Netgate Discussion Forum
    • Categories
    • Recent
    • Tags
    • Popular
    • Users
    • Search
    • Register
    • Login

    PfBlockerNG v2.0 w/DNSBL

    Scheduled Pinned Locked Moved pfBlockerNG
    1.1k Posts 192 Posters 1.7m Views
    Loading More Posts
    • Oldest to Newest
    • Newest to Oldest
    • Most Votes
    Reply
    • Reply as topic
    Log in to reply
    This topic has been deleted. Only users with topic management privileges can see it.
    • B
      beatstick
      last edited by

      I have the following problems:
      The list: http://hosts-file.net/download/hosts.zip blocks some website I frequent and I can't suppress it via alerts and clicking +.
      Suppression works for blocks by other lists, though.
      Also after setting upd pfblockerng windows 7 sometimes seems to think I need to logon to the network via web browser and shows the network not connected symbol in the task bar.
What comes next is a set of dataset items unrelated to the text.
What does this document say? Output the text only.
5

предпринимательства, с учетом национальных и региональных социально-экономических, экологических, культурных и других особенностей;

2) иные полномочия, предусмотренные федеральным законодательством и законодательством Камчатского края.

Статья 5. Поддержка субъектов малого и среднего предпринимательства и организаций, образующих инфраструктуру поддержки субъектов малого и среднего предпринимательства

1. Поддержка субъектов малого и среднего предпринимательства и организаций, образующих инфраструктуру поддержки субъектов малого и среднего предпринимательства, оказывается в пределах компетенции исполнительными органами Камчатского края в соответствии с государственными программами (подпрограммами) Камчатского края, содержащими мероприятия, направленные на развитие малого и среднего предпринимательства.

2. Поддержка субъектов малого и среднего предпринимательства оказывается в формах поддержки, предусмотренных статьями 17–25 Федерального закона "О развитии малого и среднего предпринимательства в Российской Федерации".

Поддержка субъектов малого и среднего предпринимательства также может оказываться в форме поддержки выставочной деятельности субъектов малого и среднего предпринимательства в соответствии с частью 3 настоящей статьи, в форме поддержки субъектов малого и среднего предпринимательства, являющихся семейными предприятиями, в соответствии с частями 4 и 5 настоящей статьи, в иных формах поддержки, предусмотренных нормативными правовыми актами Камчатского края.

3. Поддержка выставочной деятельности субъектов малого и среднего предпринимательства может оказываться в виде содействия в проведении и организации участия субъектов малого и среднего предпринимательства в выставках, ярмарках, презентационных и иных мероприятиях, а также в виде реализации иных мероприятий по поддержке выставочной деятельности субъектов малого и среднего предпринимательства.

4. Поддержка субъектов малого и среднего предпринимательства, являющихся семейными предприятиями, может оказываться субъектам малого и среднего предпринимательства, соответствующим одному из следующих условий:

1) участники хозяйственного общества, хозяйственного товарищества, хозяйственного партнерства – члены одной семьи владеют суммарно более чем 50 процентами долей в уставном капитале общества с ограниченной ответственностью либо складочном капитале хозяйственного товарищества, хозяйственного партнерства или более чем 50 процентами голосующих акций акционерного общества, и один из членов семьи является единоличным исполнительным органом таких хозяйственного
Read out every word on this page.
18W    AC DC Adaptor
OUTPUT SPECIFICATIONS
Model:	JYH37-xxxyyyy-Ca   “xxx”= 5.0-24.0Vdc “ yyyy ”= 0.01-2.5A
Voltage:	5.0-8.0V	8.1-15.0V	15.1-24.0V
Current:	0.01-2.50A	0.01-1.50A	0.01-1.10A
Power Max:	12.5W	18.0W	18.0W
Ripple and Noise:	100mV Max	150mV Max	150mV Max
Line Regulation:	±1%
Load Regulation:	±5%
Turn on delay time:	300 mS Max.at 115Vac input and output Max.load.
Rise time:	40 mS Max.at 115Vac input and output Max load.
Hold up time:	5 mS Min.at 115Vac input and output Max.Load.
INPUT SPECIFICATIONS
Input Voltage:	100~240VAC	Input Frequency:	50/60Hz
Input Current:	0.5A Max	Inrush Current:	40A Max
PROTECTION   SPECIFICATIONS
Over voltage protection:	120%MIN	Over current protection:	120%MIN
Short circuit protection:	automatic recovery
The connections works fine, though.
      What seems to be the problem here?

      1 Reply Last reply Reply Quote 0
      • BBcan177B
        BBcan177 Moderator
        last edited by

        Grep for the domain that you can't suppress and see if you can find some other derivatives of that domain that might be blocked… See the other recommendations that I posted above...

        "Experience is something you don't get until just after you need it."

        Website: http://pfBlockerNG.com
        Twitter: @BBcan177  #pfBlockerNG
        Reddit: https://www.reddit.com/r/pfBlockerNG/new/

        1 Reply Last reply Reply Quote 0
        • A
          azzaron
          last edited by

          We did search for that domain and the others and it does not exist (sorry, should have put that in previous troubleshooting steps, but was trying to be succinct).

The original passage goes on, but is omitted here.